Funds Try to Ward Off New Regulations
Hedge funds, trying to separate themselves from the big Wall Street banks, are stepping up their efforts to head off new regulation from Washington.
Representatives of the industry’s main lobbying group met on Wednesday with the Treasury secretary, Timothy F. Geithner; Ben S. Bernanke, the chairman of the Federal Reserve; and Mary L. Schapiro, chairwoman of the Securities and Exchange Commission, to lay out their views of President Obama’s sweeping package of reforms to the nation’s financial regulatory system.
Of particular interest to the group, the Managed Funds Association, is the possibility that Congress will deem some hedge funds as systemically important to the financial system and subject them to onerous regulation and reporting requirements. The group has been focused for months on persuading lawmakers that, unlike big banks, hedge funds do not pose a systemic risk to the economy.
“As we have made clear, we were not the contributors to these financial problems and, where hedge funds have met their demise, nobody got any taxpayer money to help bail them out,” said Richard H. Baker, the association’s chief executive.
Hedge funds have also been engaged in heading off restrictions on trading credit-default swaps and betting on the decline in a company’s stock price.
As part of its push in Washington, the association is expected to elect Darcy Bradbury, a former assistant Treasury secretary, to lead its effort. Ms. Bradbury, a senior vice president for the D. E. Shaw group, will succeed Eric Vincent, who is credited with turning the once-sleepy organization into a powerful lobbying group.

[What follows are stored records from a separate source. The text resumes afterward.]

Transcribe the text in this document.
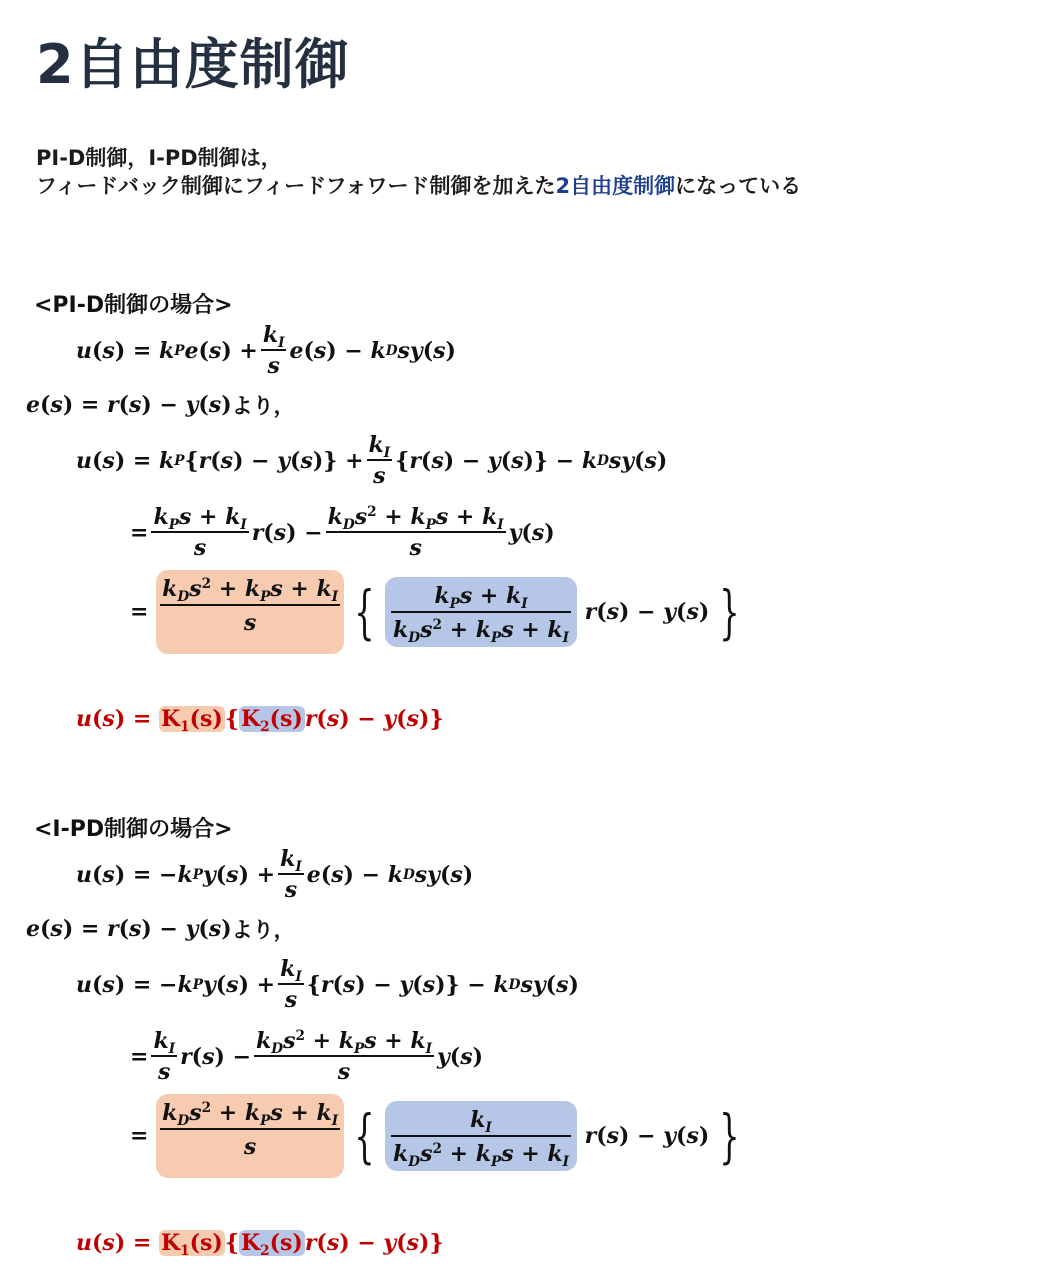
2自由度制御
PI-D制御，I-PD制御は，
フィードバック制御にフィードフォワード制御を加えた2自由度制御になっている
<PI-D制御の場合>
u ( s )
= k P e ( s )
+ $\frac{k_I}{s}$ e ( s )
− k D sy ( s )
e ( s )
= r ( s )
− y ( s ) より，
u ( s )
= k P { r ( s )
− y ( s )}
+ $\frac{k_I}{s}$ { r ( s )
− y ( s )}
− k D sy ( s )
= $\frac{k_Ps + k_I}{s}$ r ( s )
− $\frac{k_Ds^2 + k_Ps + k_I}{s}$ y ( s )
=
$\frac{k_Ds^2 + k_Ps + k_I}{s}$ { $\frac{k_Ps + k_I}{k_Ds^2 + k_Ps + k_I}$ r ( s )
− y ( s ) }
u ( s )
=
$K_1(s)$ { $K_2(s)$ r ( s )
− y ( s )}
<I-PD制御の場合>
u ( s )
=
− k P y ( s )
+ $\frac{k_I}{s}$ e ( s )
− k D sy ( s )
e ( s )
= r ( s )
− y ( s ) より，
u ( s )
=
− k P y ( s )
+ $\frac{k_I}{s}$ { r ( s )
− y ( s )}
− k D sy ( s )
= $\frac{k_I}{s}$ r ( s )
− $\frac{k_Ds^2 + k_Ps + k_I}{s}$ y ( s )
=
$\frac{k_Ds^2 + k_Ps + k_I}{s}$ { $\frac{k_I}{k_Ds^2 + k_Ps + k_I}$ r ( s )
− y ( s ) }
u ( s )
=
$K_1(s)$ { $K_2(s)$ r ( s )
− y ( s )}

In her new role, Ms. Bradbury will work closely with Mr. Baker, a former Republican congressman from Louisiana who was hired in February 2008. Since then, the group’s membership has grown by 45 percent to 1,100 members and now represents most of the $1.5 trillion industry.
“The M.F.A. had historically been under resourced and did not have the staff to respond appropriately to the broad range of Congressional inquiries, much less ones from the regulators, the states and the international community,” Mr. Baker said in an interview.

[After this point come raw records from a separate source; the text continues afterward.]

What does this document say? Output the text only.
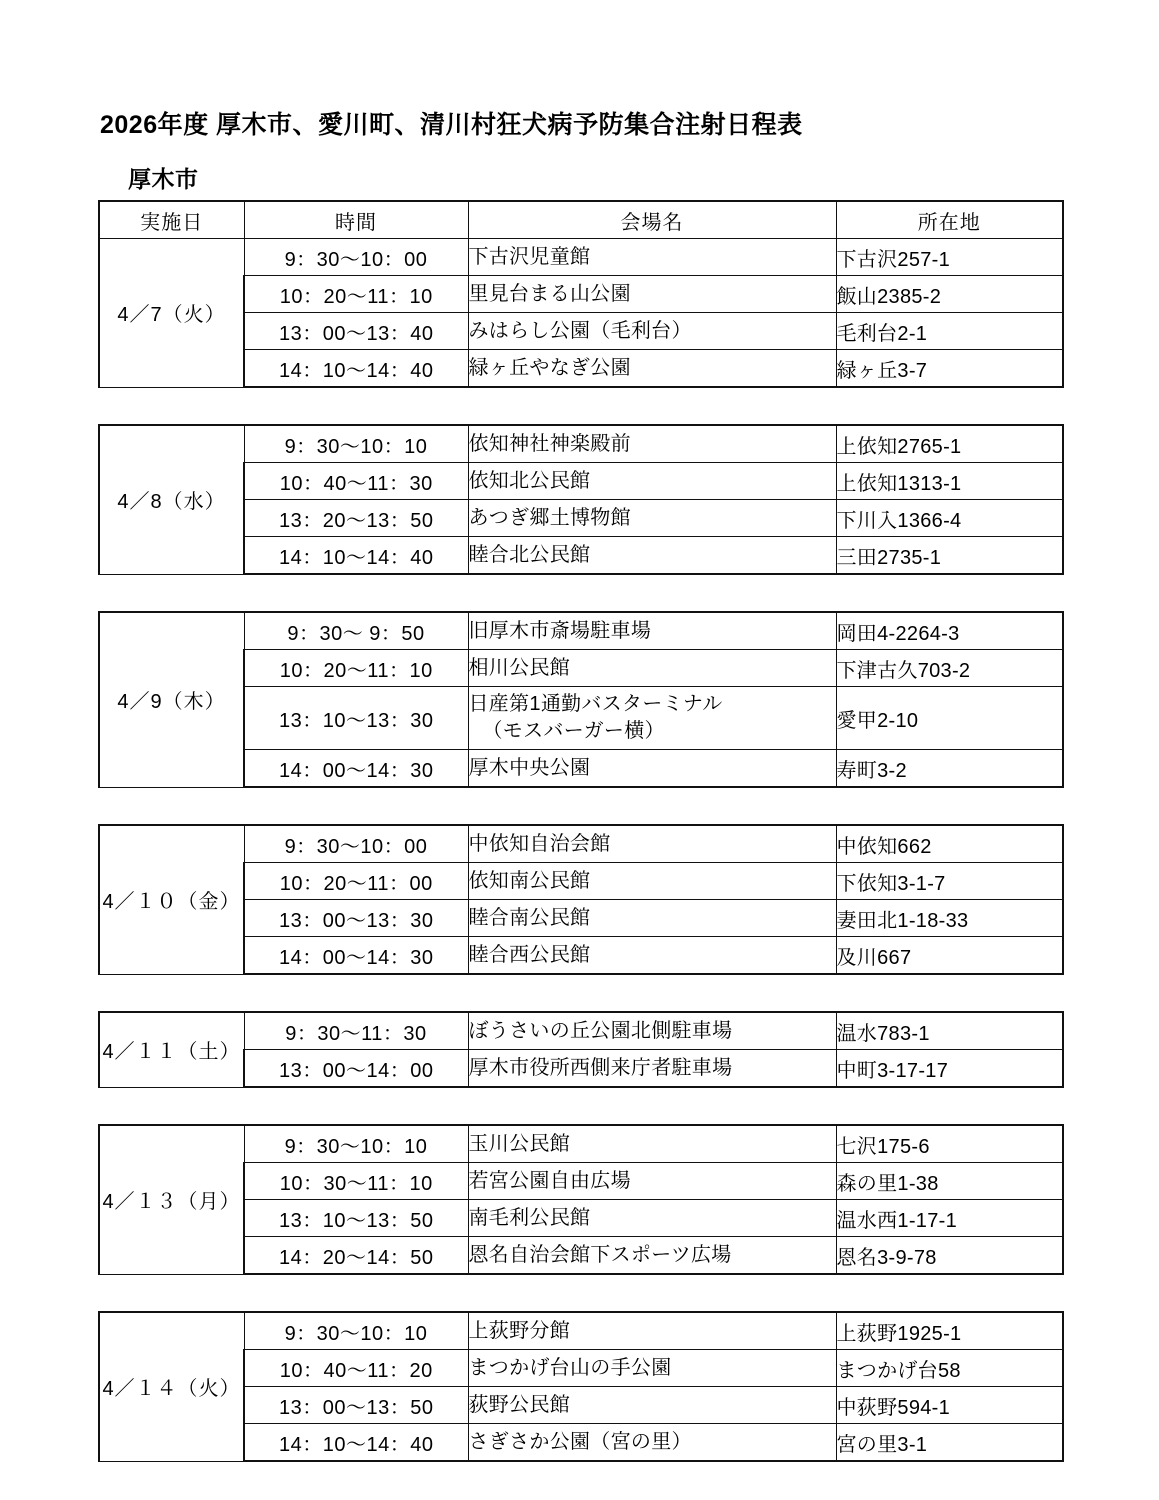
2026年度 厚木市、愛川町、清川村狂犬病予防集合注射日程表
厚木市
実施日	時間	会場名	所在地
4／7（火）	9：30～10：00	下古沢児童館	下古沢257-1
	10：20～11：10	里見台まる山公園	飯山2385-2
	13：00～13：40	みはらし公園（毛利台）	毛利台2-1
	14：10～14：40	緑ヶ丘やなぎ公園	緑ヶ丘3-7
4／8（水）	9：30～10：10	依知神社神楽殿前	上依知2765-1
	10：40～11：30	依知北公民館	上依知1313-1
	13：20～13：50	あつぎ郷土博物館	下川入1366-4
	14：10～14：40	睦合北公民館	三田2735-1
4／9（木）	9：30～ 9：50	旧厚木市斎場駐車場	岡田4-2264-3
	10：20～11：10	相川公民館	下津古久703-2
	13：10～13：30	日産第1通勤バスターミナル
（モスバーガー横）	愛甲2-10
	14：00～14：30	厚木中央公園	寿町3-2
4／１０（金）	9：30～10：00	中依知自治会館	中依知662
	10：20～11：00	依知南公民館	下依知3-1-7
	13：00～13：30	睦合南公民館	妻田北1-18-33
	14：00～14：30	睦合西公民館	及川667
4／１１（土）	9：30～11：30	ぼうさいの丘公園北側駐車場	温水783-1
	13：00～14：00	厚木市役所西側来庁者駐車場	中町3-17-17
4／１３（月）	9：30～10：10	玉川公民館	七沢175-6
	10：30～11：10	若宮公園自由広場	森の里1-38
	13：10～13：50	南毛利公民館	温水西1-17-1
	14：20～14：50	恩名自治会館下スポーツ広場	恩名3-9-78
4／１４（火）	9：30～10：10	上荻野分館	上荻野1925-1
	10：40～11：20	まつかげ台山の手公園	まつかげ台58
	13：00～13：50	荻野公民館	中荻野594-1
	14：10～14：40	さぎさか公園（宮の里）	宮の里3-1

Mr. Vincent, the president and chief operating officer of Ospraie Management, a large hedge fund based in New York, is expected to remain on the board of the association.
“His prescience in pulling together industry leaders and motivating them to get more involved in the legislative process has been a tremendous asset to the entire industry,” Mr. Baker said.
The group’s members are also expected to elect several new directors from big industry players.